I’ve written in the past about how, over time, the LAPT truly has become Latin America’s poker tour. In the early seasons, players from outside Latin America regularly participated at and won LAPT events. Yet over the last few seasons the shift towards a playerbase that is almost entirely from Latin America (with a few U.S. ex-pats thrown in) has been noticeable.
You can imagine my surprise, then, as I scanned the Day 2 starter list and noticed five players from outside the Americas: Robbie Renehan from Ireland, James Dunmall from the United Kingdom, Manuel Servino from Spain, Alessandro Basttanoni of Italy, and Eliezer Blum of Israel. Blum’s and Basttanoni’s original tables broke before I could find them, and Servino busted early. I’m already well-acquainted with Renehan, so I set off to find Dunmall.
When I came up to his starting seat assignment at Table 6, a man in a blue “Osaka” shirt with orange sunglasses on his head was asking another player at the table, in English, “What’s the Spanish word for animosity?”
It looked like I’d found my man.
I watched Dunmall as he eliminated a short stack with A♦Q♠ against the short stack’s K♠9♠. The two men shook hands after the chips were in but before the board was out, then again after Dunmall’s A♦Q♠ won unimproved on a 6♦J♦8♠5♠4♠ board. The pot pushed him up to about 55,000. The next hand, on the button, he tried a raise to 4,000. It was called by the small blind before the big blind peeked at his cards and paused.
Renehan turned to the player on his right and said something quietly.
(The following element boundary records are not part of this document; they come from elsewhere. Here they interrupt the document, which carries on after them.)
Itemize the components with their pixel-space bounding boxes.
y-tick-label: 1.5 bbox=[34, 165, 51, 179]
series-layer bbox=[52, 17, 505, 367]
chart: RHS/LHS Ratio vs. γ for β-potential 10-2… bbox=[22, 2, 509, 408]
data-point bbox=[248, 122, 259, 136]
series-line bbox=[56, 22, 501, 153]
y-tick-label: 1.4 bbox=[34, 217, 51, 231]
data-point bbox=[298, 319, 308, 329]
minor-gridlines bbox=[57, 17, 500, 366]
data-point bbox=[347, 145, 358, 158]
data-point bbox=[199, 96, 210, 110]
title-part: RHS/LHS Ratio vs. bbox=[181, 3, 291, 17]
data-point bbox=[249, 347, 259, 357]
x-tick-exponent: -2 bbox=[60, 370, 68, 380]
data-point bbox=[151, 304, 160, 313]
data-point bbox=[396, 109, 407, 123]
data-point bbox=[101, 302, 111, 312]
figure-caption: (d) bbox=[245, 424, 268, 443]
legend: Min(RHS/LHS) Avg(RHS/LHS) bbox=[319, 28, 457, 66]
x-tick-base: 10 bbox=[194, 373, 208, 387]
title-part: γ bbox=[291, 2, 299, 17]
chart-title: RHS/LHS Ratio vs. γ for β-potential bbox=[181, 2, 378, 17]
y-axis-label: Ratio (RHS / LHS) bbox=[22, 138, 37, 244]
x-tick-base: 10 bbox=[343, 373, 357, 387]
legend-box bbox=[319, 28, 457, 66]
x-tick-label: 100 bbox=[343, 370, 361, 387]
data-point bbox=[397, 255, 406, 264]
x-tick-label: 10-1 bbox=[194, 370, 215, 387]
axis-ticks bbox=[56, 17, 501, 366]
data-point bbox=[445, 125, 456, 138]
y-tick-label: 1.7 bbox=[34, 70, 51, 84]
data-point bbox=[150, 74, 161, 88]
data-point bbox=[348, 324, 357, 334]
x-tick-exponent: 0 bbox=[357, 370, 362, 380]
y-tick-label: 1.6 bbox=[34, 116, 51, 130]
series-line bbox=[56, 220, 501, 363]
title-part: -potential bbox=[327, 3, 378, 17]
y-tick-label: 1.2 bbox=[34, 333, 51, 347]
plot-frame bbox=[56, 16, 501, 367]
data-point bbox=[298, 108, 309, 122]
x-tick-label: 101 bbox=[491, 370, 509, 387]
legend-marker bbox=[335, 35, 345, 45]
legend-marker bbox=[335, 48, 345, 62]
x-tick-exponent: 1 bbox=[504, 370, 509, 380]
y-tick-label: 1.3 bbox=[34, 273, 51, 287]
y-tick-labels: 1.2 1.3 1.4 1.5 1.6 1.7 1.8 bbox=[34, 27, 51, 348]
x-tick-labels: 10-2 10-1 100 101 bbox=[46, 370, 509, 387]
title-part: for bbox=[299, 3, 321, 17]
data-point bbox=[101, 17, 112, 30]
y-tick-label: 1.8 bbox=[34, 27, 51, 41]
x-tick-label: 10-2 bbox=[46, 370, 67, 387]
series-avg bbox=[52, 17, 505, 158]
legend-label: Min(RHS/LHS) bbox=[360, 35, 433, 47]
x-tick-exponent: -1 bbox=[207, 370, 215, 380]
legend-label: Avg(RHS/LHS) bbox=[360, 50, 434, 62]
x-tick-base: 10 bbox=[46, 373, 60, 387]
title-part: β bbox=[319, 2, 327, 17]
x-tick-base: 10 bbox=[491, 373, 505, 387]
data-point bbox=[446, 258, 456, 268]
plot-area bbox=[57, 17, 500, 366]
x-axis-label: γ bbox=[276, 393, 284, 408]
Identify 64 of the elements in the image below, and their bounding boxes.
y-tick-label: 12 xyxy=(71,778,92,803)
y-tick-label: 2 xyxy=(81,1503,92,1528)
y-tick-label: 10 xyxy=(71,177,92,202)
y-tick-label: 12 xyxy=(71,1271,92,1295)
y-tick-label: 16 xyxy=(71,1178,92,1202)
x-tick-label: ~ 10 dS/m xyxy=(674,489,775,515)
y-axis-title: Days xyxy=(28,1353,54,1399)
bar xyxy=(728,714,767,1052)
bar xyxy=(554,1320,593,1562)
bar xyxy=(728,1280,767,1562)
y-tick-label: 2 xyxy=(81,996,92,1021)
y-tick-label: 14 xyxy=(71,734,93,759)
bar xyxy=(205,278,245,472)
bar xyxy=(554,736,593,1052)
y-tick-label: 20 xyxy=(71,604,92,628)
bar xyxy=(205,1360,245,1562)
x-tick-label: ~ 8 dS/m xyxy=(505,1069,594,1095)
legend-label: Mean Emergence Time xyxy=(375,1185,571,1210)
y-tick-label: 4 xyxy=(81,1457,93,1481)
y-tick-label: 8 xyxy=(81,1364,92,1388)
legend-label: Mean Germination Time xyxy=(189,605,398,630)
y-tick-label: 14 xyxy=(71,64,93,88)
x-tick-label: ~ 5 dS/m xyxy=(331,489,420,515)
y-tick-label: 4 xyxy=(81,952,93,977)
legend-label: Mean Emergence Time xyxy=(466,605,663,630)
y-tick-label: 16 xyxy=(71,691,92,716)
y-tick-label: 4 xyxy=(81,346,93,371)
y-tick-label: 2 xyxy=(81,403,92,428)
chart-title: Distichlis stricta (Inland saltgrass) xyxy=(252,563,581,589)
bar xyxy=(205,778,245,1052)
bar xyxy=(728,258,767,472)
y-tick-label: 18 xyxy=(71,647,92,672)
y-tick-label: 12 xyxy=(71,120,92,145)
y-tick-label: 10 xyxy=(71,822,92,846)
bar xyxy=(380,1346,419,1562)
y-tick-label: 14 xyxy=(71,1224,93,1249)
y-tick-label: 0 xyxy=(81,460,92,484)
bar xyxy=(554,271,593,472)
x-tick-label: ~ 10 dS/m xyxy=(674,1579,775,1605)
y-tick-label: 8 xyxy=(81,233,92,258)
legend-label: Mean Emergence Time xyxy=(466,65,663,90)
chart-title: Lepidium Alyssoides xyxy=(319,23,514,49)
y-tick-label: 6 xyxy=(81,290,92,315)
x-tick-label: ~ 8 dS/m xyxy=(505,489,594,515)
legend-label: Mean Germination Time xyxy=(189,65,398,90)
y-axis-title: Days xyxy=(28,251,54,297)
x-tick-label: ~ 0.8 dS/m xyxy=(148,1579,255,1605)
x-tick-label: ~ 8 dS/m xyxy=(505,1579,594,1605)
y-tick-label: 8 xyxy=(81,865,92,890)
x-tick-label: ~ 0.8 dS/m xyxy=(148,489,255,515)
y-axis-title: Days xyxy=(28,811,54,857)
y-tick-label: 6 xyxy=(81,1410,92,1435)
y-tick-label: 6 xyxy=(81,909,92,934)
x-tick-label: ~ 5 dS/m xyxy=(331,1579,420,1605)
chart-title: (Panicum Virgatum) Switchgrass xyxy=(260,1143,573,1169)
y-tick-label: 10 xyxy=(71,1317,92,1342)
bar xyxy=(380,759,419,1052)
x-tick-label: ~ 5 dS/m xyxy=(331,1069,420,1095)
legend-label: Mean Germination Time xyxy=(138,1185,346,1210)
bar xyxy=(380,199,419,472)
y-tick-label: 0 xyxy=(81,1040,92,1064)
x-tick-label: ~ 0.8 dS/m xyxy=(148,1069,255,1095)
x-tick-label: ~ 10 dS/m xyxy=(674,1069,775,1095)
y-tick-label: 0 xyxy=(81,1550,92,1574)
When the big blind three-bet to 11,000, Dunmall folded.
It was the perfect opportunity to ask Dunmall what brought him to Medellin.
“I won a Main Event passport through the Steps tournament online,” the 32-year-old native Londoner told me. “I figured I can always play an EPT event, and I’ve been to Vegas, but I’d never been to South America and really wanted to go to Medellin.” The Main Event Passport offered Dunmall the buy-in to the LAPT Colombia National Poker Championship and six nights at the fabulous Medellin Royal hotel. He converted the remaining value of the $13,000 Passport into cash.
Dunmall’s day job is at the Queen’s bank in London, which isn’t exactly what I pictured for a guy wearing bright orange sunglasses and a bright orange wristwatch. It may not be what Dunmall pictures for himself, either. He’s involved with a side-business. He’s part of the team behind “Find My Mate”, a festival-mapping mobile app that offers festival attendees GPS-mapping locations so that they don’t lose touch with friends at crowded festivals.
Dunmall hopes the app takes off so that he can travel the world more and not be tied to an office in one spot. For now his travel is courtesy of the Main Event passport that he won on PokerStars.
Dunmall brought a female companion with him to in Medellin and plans to meet up tonight with two other friends who are travelling the world. He described his Day 2 as “a yo-yo” so far. Dunmall was a little steamed right when I got to the table because an opponent clocked him after less than two minutes.
That’s what led to the “animosity” question.
“I understand more Spanish than I can speak,” Dunmall confided. “I wouldn’t come here if I didn’t understand any at all. Most people here don’t speak English, so if I didn’t speak Spanish it’d be like a foreigner coming to England. People there might speak slower and louder but they’re not going to speak anything but English.”
Dunmall also admitted that, at times during the tournament, he’s kept his Spanish ability under wraps. Doing so allows him to eavesdrop on what others are saying about him while he sits at the table and perhaps offers him access to information he wouldn’t otherwise receive.
All’s fair in love, war and poker. Dunmall has only a few more eliminations to go before he turns his Main Event passport into LAPT cash.
Dave Behr is a freelance contributor to the PokerStars Blog. He has no “animosidad” for anyone in Medellin.